Reputation: 945
I have two classes
class MyType {
private MyInnerType myInnerType;
private String name;
private Integer number;
}
class MyInnerType {
private String subTypeName;
private String id;
}
These two classes are used in a cucumber test which has Step definition:
@Given("^the system has types$")
public void types(List<MyType> myTypeList) {
....
}
The clause is defined with a data table:
| subTypeName | id | name | number |
| abc | 1 | tom | 1000 |
| def | 2 | jerry | 2000 |
| ghi | 3 | jack | 3000 |
This definition works fine using Cucumber 1. It looks like the type conversion and inner type conversion are done automatically.

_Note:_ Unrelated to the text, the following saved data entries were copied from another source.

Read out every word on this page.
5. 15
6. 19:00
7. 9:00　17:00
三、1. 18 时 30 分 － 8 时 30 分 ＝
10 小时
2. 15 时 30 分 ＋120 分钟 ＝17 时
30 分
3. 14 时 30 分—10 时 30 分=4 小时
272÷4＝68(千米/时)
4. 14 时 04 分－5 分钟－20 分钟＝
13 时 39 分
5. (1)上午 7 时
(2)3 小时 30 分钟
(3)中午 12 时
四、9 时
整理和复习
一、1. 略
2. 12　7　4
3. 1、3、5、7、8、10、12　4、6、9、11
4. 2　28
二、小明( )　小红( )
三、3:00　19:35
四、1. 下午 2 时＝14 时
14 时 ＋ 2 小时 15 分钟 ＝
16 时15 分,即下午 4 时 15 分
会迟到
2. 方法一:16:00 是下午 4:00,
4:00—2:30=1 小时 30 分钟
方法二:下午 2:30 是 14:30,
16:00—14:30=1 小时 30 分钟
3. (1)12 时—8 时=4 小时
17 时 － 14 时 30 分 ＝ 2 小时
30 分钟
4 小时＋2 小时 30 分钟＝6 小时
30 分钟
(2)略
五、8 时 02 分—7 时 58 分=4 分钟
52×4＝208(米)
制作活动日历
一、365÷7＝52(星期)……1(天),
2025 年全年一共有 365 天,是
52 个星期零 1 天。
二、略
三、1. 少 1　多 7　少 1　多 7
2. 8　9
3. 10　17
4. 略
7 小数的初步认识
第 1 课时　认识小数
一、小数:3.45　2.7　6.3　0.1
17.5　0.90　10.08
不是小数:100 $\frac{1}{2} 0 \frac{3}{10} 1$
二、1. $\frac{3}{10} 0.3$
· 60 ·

After this code is migrated to cucumber 4, I started to getting error like this:
Caused by: io.cucumber.datatable.CucumberDataTableException: 'java.util.List<com.mycompany.MyType>' could not transform
I did some google search. The obvious answer is to register type transformer for MyType and MyInnerType. This sounds to me like a very useful feature was removed for a newer version.
Can I still use cucumber 4 with automatic resolution without using type transformer?
Upvotes: 0
Views: 416
Reputation: 12029
This sounds to me like a very useful feature was removed for a newer version.
From: https://cucumber.io/blog/announcing-cucumber-jvm-3-0-0/
Cucumber 1.x and 2.x used a library called XStream as a central building block for data tables conversion. However the usage of XStream in combination with Cucumber was poorly documented and it did not allow for the use of other Object Mappers (e.g. Jackson) which made it impossible to reuse domain objects. As XStream is not compatible with Java 9 it was also problem in long term.
--
Can I still use cucumber 4 with automatic resolution without using type transformer?
You can choose an object mapper framework (Jackson, XStream, Gson, ect) and install that as the default data table transformer. This will handle most use cases.
See: https://cucumber.io/blog/announcing-cucumber-jvm-4-0-0/
Though I don't believe there are any object mapper frameworks that can convert a map to a nested structure. You'll have to find a different solution there.